Specified by project integrators Qvest Media for a news production facility that includes Sony cameras, a Snell video mixer, Vizrt graphics and an Avid iNews newsroom system, the Mosart newscasting system provides Al Jazeera with multifunctional studio control to streamline workflow, while enabling very high production quality. The all-new file-based studio infrastructure has been designed to facilitate speedy and efficient production processes, and the exceptional control and flexibility of the Mosart system will allow gallery staff to adapt easily to extended broadcasting hours when the station increases its on-air schedule.
“Using the Mosart system means we can run a very high quality news production with a small gallery team, while still being able to respond instantly to breaking news,” said Miljenko Logozar, chief technical officer for Al Jazeera Balkan. “Setting up for the launch with a completely new studio infrastructure meant our staff had a lot to learn, and the Mosart system has been invaluable in simplifying a major part of the workload. It also means that we can readily scale up our news schedule because we don’t have to train a lot of new staff for the extra hours on air.”
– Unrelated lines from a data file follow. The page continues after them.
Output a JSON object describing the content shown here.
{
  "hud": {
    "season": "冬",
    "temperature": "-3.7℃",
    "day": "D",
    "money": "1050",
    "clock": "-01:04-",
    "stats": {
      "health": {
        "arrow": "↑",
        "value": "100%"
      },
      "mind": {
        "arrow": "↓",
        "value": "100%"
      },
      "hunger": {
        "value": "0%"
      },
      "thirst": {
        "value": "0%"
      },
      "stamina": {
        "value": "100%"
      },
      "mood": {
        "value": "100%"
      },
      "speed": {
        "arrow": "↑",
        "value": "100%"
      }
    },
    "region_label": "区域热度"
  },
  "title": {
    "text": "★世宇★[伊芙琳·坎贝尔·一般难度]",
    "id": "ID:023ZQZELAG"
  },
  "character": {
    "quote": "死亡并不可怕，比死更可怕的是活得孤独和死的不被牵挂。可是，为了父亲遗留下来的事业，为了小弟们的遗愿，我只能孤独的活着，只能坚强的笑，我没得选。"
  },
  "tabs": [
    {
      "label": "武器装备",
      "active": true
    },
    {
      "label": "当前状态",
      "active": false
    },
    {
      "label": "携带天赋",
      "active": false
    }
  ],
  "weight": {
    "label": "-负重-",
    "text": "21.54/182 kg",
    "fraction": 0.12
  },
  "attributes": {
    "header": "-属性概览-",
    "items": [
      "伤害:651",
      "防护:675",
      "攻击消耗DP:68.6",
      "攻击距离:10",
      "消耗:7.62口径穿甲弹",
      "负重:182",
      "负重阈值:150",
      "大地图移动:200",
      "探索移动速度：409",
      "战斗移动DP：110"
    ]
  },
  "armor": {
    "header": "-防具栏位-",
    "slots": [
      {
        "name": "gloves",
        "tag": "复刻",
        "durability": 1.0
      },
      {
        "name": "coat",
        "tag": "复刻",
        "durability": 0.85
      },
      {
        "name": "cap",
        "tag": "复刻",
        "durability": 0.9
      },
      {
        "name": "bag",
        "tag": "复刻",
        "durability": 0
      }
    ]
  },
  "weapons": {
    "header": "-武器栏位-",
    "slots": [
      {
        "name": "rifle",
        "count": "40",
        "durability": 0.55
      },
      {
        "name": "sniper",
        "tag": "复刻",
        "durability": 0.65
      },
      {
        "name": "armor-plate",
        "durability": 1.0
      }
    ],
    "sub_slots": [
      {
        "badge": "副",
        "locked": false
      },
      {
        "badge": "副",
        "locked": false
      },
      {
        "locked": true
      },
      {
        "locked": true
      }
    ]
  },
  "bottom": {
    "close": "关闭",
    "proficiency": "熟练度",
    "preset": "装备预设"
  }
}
With its open-standards ability to integrate with the widest range of studio equipment, sophisticated device control, and ability to make powerful concurrent event triggering simple for the operator, Mosart has been adopted for newscast automation by many of Europe’s most prestigious broadcasters and news operators, including Sky, the BBC, YLE, N24, ARD-aktuell, and NRK.
“From a system integration perspective, the Mosart system offers substantial benefits,” said Johannes Friedel, project manager for Qvest Media. “The ability to provide advanced automated control of all the components used in newsroom operations from a configurable user interface makes Mosart a powerful tool for twenty-first century news broadcasting.”
Mosart is the only open newscast automation capable of working with all major video switchers (Snell, Grass Valley, Sony, and Ross), news production systems such as ENPS, iNEWS, Open Media, Dalet, Octopus, and NorCom, and most other widely adopted brands of vision mixer, video servers, graphics systems, and camera robotics systems. Mosart is based on open system IT standards and interfaces, and uses a story- and template-based architecture, which allows the broadcaster to change or add broadcast hardware devices without modifying rundowns, changing show configurations or replacing the automation. Mosart runs on commercially available high reliability client/server hardware, and a fully redundant architecture is achieved through server hot-switching and duplicated graphical user interface clients.
“As one of the world’s fastest-growing and most forward-looking TV networks, Al Jazeera sets the highest technical standards,” said John Kjellevold, managing director, Mosart Medialab. “By creating a state-of-the-art news facility based around the Mosart system, Al Jazeera Balkan has set the benchmark for productive, high quality news broadcasting, and we are delighted that they have joined the rapidly growing band of Mosart users.”